Consumers
Consumers read the message from the kafka cluster and do processing. It follows pull architecture.
-
Consumers read the message in sequentially (lower offsets to higher offsets). This ensures that the messages have been read in the order which they produced.
-
Partition independence: Message order is guaranteed within the individual partition, but not across partitions. It means consumer will not read the same message in two different partitions.
Consumer Group
Consumer group is nothing but a collection of consumers to process the message available in the topics. Each message will be processed by only one consumer in the consumer group.
One message can be processed by only one consumer in consumer group.
However, the same message can be processed by another consumer which resides in another consumer group as well
Benefits
- Scalability: When messages increase, more consumers can be added in the consumer group to handle the load.
- High Availability: When one consumer goes down, the messages will be automatically handled by another consumer in the consumer group.
- Parallel Processing: Processing the messages will be parallel, and more messages can be processed in a short time
- Load Balancing: Distributes the messages between multiple consumers.
Consumer Rebalancing
Assume that one consumer goes down in the consumer group, the messages in the partition allocated to that consumer will not be processed. It will be on hold. During this failure, kafka consumer group stops all consumers to process the messages and will reallocate the partitions to the available consumers. This is known as consumer rebalancing.
Consumer rebalancing happens during the below situations
-
When consumer goes down or consumer added in the consumer group
-
When consumer group member changes
-
When consumption pauses.
Offset Management
Offset is used to track the number of messages consumed by a consumer. Let us try to understand this.
When the producer sends the messages to the topic in a broker, consumer is read that message and process it. These consumers are part of consumer groups. When the consumer starts reading the message and move on one by one. Let's say there are 10 messages and consumer 1 starts reading from 1. The starting point is known as current offset. After reading three messages, consumer 1 go down for some reason. As there are three messages read, this point is known as committed offset. When consumer 2 starts reading the messages from 4 onwards as it refers committed offset before it starts reading the message.
Remember offset is uniquer per partition
Offset Management - How does it work?
Kafka brokers are keep track of the messages in the separate topic on a specific interval. This will ensure how many messages have read by which consumer and which consumer group from which topic, etc. When the new consumer is added and wants to continue to read the message from the place where old consumer left, this new consumer refers to the offset management and finds the committed offset. Once it finds out the committed offset, it will start reading from there.
This entire offset is maintained by consumer, not the kafka.
Offset management is handled in two ways.
-
Manual
-
Automatic
Now, there are four partitions and three consumers (1, 2, and 3) in the consumer group, and consumer 1 consumes messages from partition 1 and 4. Consumer 2 consumes messages from partition 2, and consumer 3 consumes messages from partition 3.
For some reason, consumer 3 go down. Then the consumer rebalancing occurs and partition 3 will be consumed by consumer 2 after rebalancing.
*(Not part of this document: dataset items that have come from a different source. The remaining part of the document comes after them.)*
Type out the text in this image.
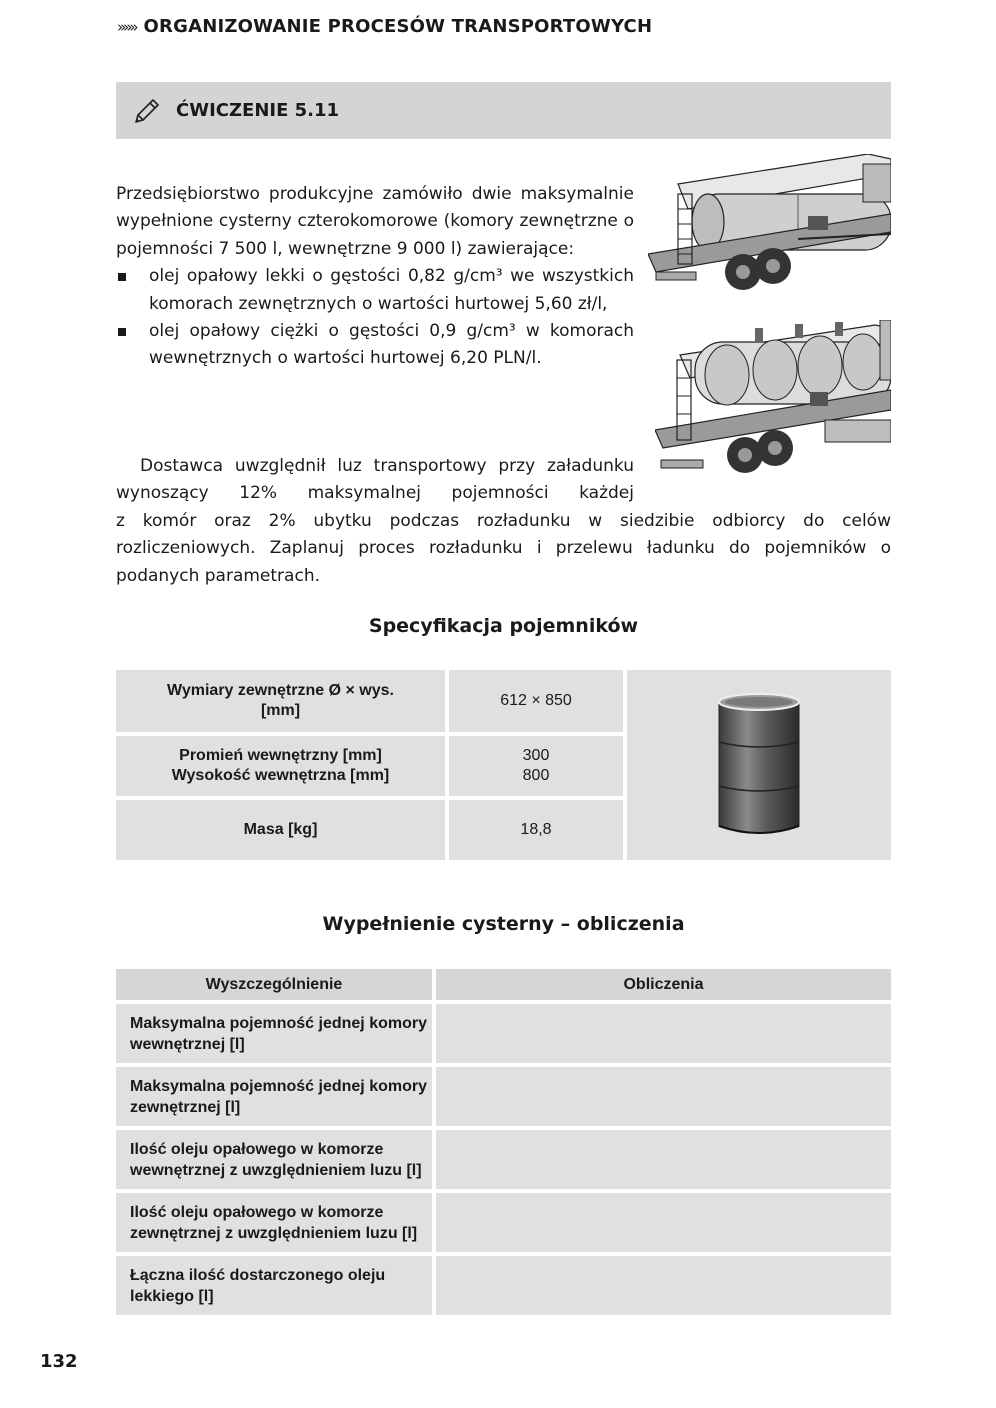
»»» ORGANIZOWANIE PROCESÓW TRANSPORTOWYCH
ĆWICZENIE 5.11

Przedsiębiorstwo produkcyjne zamówiło dwie maksymalnie wypełnione cysterny czterokomorowe (komory zewnętrzne o pojemności 7 500 l, wewnętrzne 9 000 l) zawierające:

olej opałowy lekki o gęstości 0,82 g/cm³ we wszystkich komorach zewnętrznych o wartości hurtowej 5,60 zł/l,
olej opałowy ciężki o gęstości 0,9 g/cm³ w komorach wewnętrznych o wartości hurtowej 6,20 PLN/l.
Dostawca uwzględnił luz transportowy przy załadunku wynoszący 12% maksymalnej pojemności każdej
z komór oraz 2% ubytku podczas rozładunku w siedzibie odbiorcy do celów rozliczeniowych. Zaplanuj proces rozładunku i przelewu ładunku do pojemników o podanych parametrach.
Specyfikacja pojemników
Wymiary zewnętrzne Ø × wys. [mm]
612 × 850
Promień wewnętrzny [mm]
Wysokość wewnętrzna [mm]
300
800
Masa [kg]	18,8
Wypełnienie cysterny – obliczenia
Wyszczególnienie	Obliczenia
Maksymalna pojemność jednej komory wewnętrznej [l]
Maksymalna pojemność jednej komory zewnętrznej [l]
Ilość oleju opałowego w komorze wewnętrznej z uwzględnieniem luzu [l]
Ilość oleju opałowego w komorze zewnętrznej z uwzględnieniem luzu [l]
Łączna ilość dostarczonego oleju lekkiego [l]
132
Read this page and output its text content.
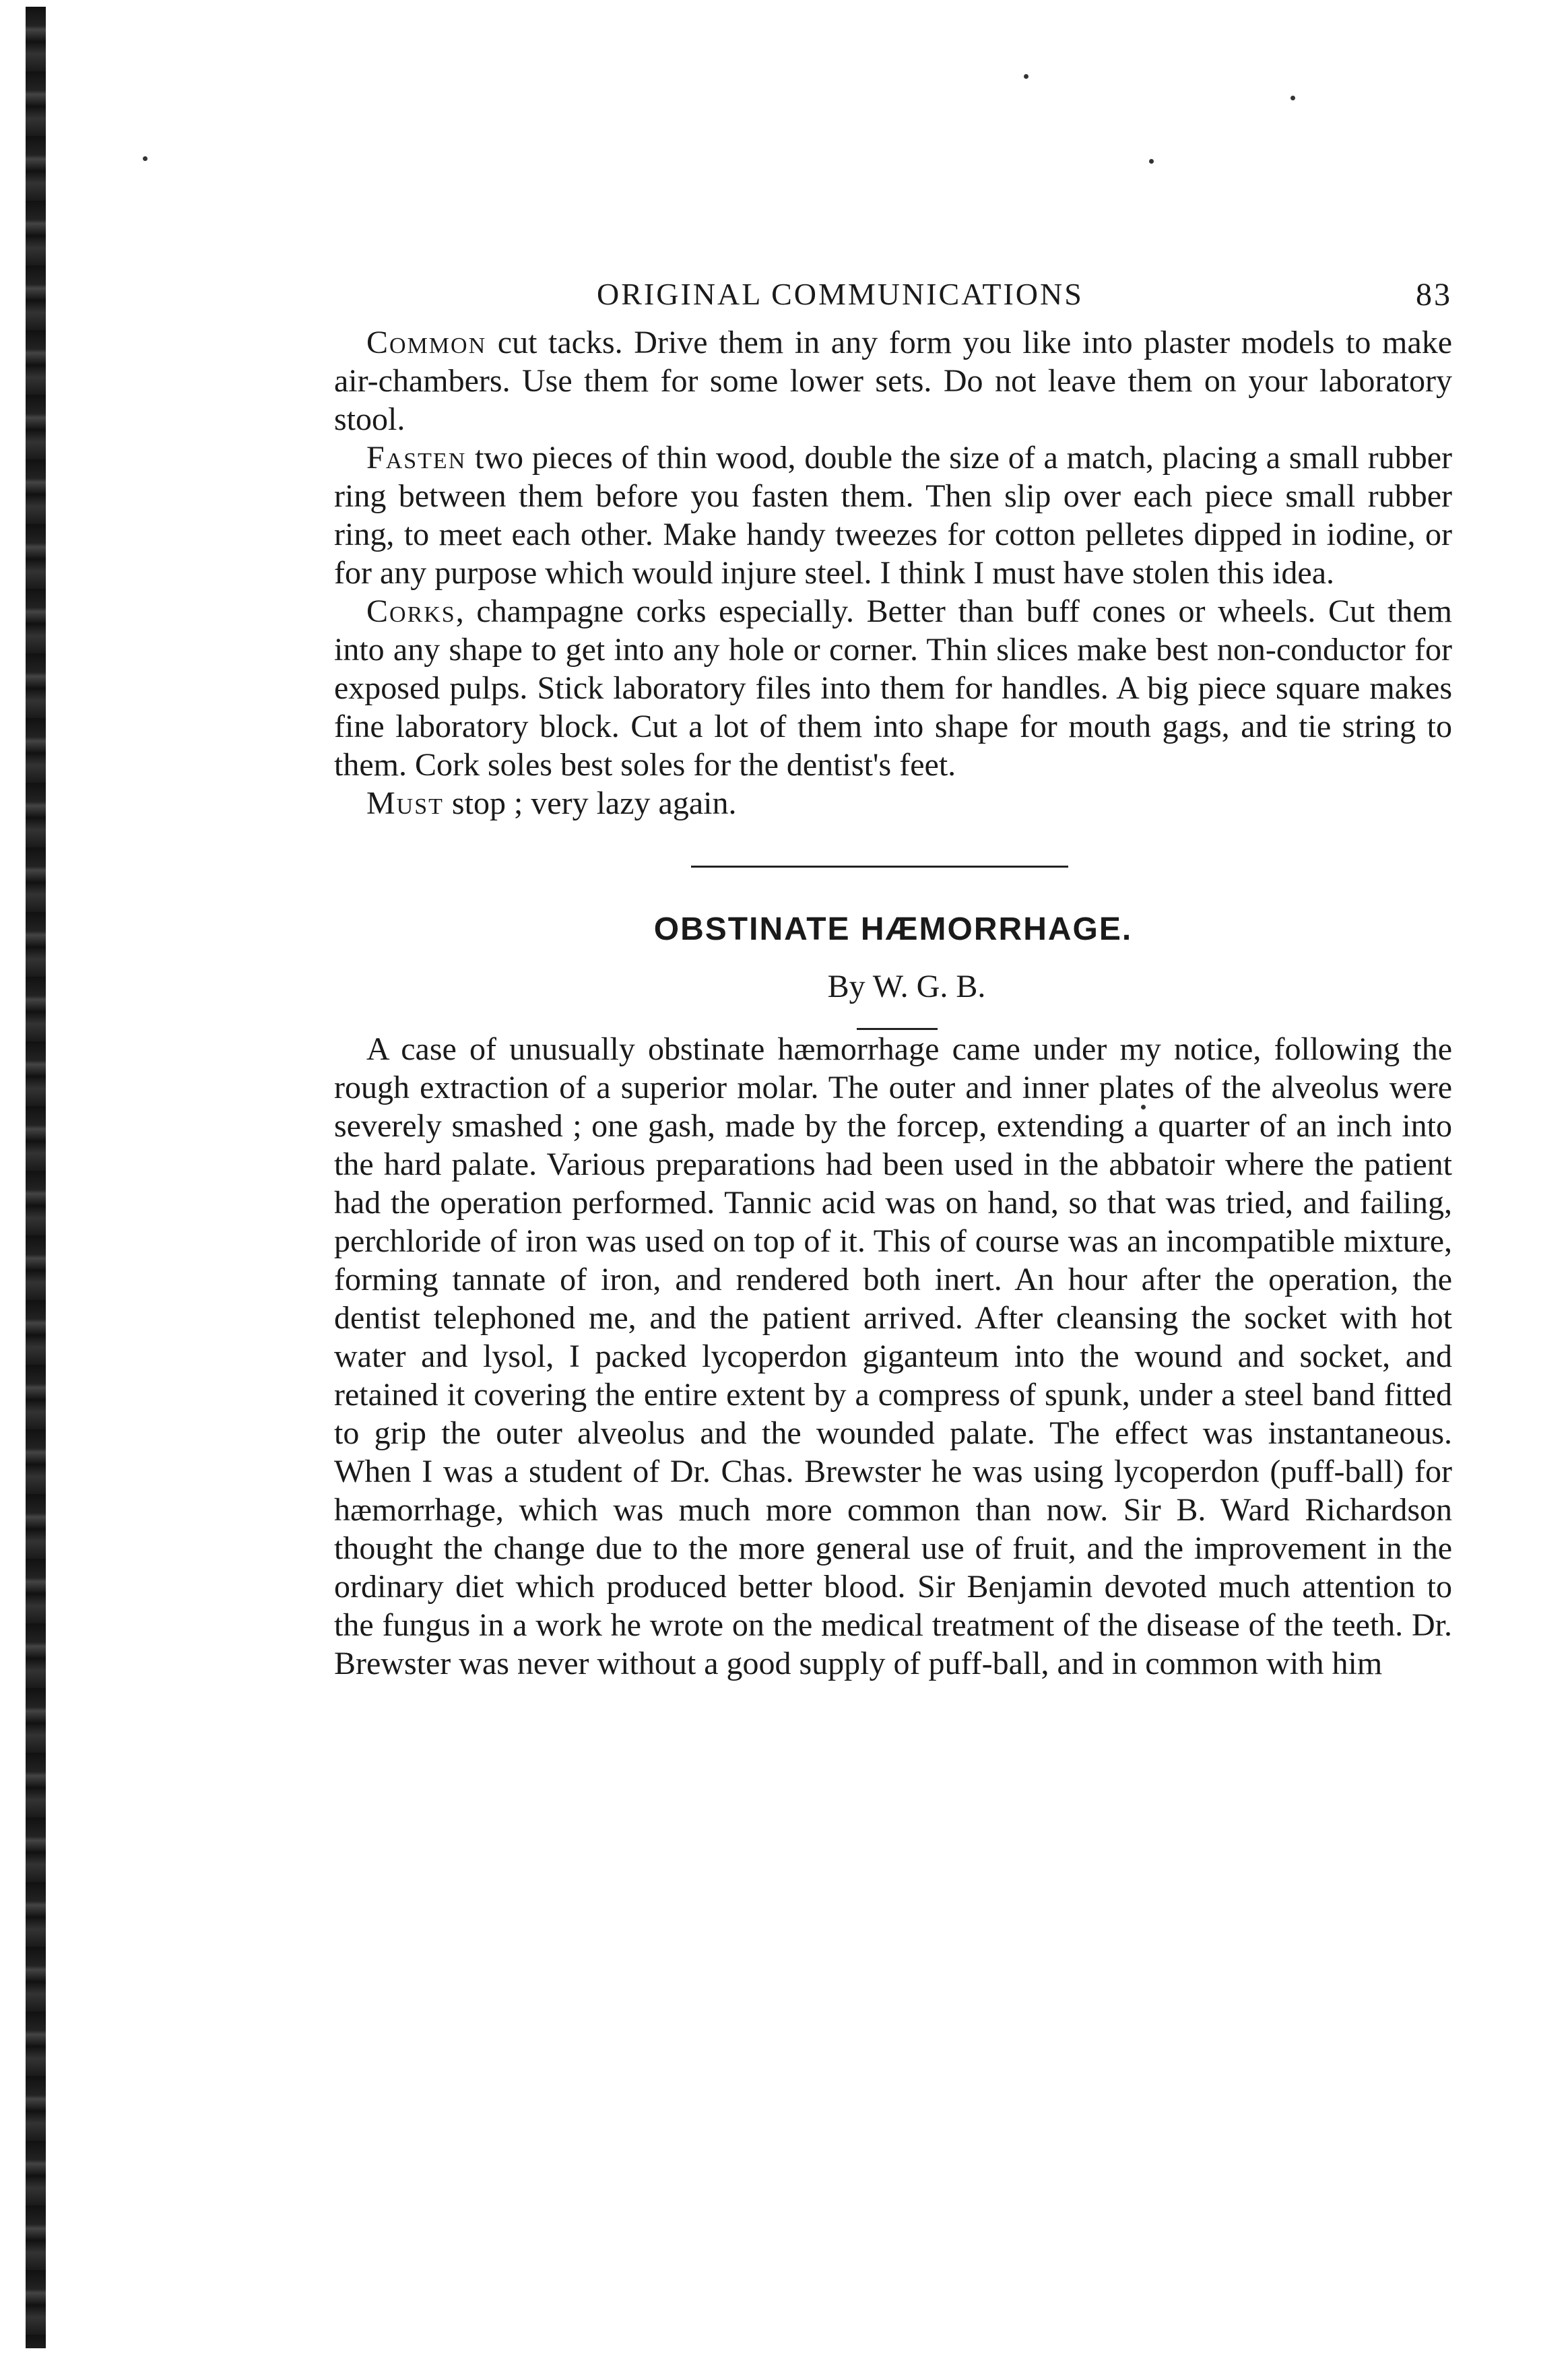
ORIGINAL COMMUNICATIONS	83

Common cut tacks. Drive them in any form you like into plaster models to make air-chambers. Use them for some lower sets. Do not leave them on your laboratory stool.

Fasten two pieces of thin wood, double the size of a match, placing a small rubber ring between them before you fasten them. Then slip over each piece small rubber ring, to meet each other. Make handy tweezes for cotton pelletes dipped in iodine, or for any purpose which would injure steel. I think I must have stolen this idea.

Corks, champagne corks especially. Better than buff cones or wheels. Cut them into any shape to get into any hole or corner. Thin slices make best non-conductor for exposed pulps. Stick laboratory files into them for handles. A big piece square makes fine laboratory block. Cut a lot of them into shape for mouth gags, and tie string to them. Cork soles best soles for the dentist's feet.

Must stop ; very lazy again.

OBSTINATE HÆMORRHAGE.
By W. G. B.

A case of unusually obstinate hæmorrhage came under my notice, following the rough extraction of a superior molar. The outer and inner plates of the alveolus were severely smashed ; one gash, made by the forcep, extending a quarter of an inch into the hard palate. Various preparations had been used in the abbatoir where the patient had the operation performed. Tannic acid was on hand, so that was tried, and failing, perchloride of iron was used on top of it. This of course was an incompatible mixture, forming tannate of iron, and rendered both inert. An hour after the operation, the dentist telephoned me, and the patient arrived. After cleansing the socket with hot water and lysol, I packed lycoperdon giganteum into the wound and socket, and retained it covering the entire extent by a compress of spunk, under a steel band fitted to grip the outer alveolus and the wounded palate. The effect was instantaneous. When I was a student of Dr. Chas. Brewster he was using lycoperdon (puff-ball) for hæmorrhage, which was much more common than now. Sir B. Ward Richardson thought the change due to the more general use of fruit, and the improvement in the ordinary diet which produced better blood. Sir Benjamin devoted much attention to the fungus in a work he wrote on the medical treatment of the disease of the teeth. Dr. Brewster was never without a good supply of puff-ball, and in common with him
Before consumer 2 starts reading the messages from partition 3, it refers to the offset committed by consumer 3 before it dies. Once it finds out the offset, then consumer 3 will start reading the messages from the committed offset in partition 3.
Poison pills
Poison pill is nothing but a message of corruption. When the producers send the messages with unexpected format, consumers are unable to read them and unable to process them. This leads to consumer lag, data loss, and system instability.
Due to poison pill, below are the consequences.
-
Resource utilization can go high
-
System instability
-
Data loss
Strategies to handle Poison pills
Schema Enforcement
In this strategy, producers are enforced to follow certain schema (template for the message) and this schema is registered in schema registry. When consumers consume the message, it will check the schema registry and understand the format and validate the message. If it matches, then it will consume.
Dead Letter Queue
In this strategy, when consumer consumes the message and if the message is not in the expected format, then the consumer will move the message to the dead letter queue (Isolated topics). Later this message will be analyzed, and reprocessed.
Retry
In this strategy, when consumer is unable to consume the message due to some reason, even though the message format is valid, then the consumer will retry to process the message after a specified interval.
Message Filtering
In this strategy, the consumer checks the message for the mandatory information (message filtering), and if it exists, it will process the message. It will not look for all the fields in the message.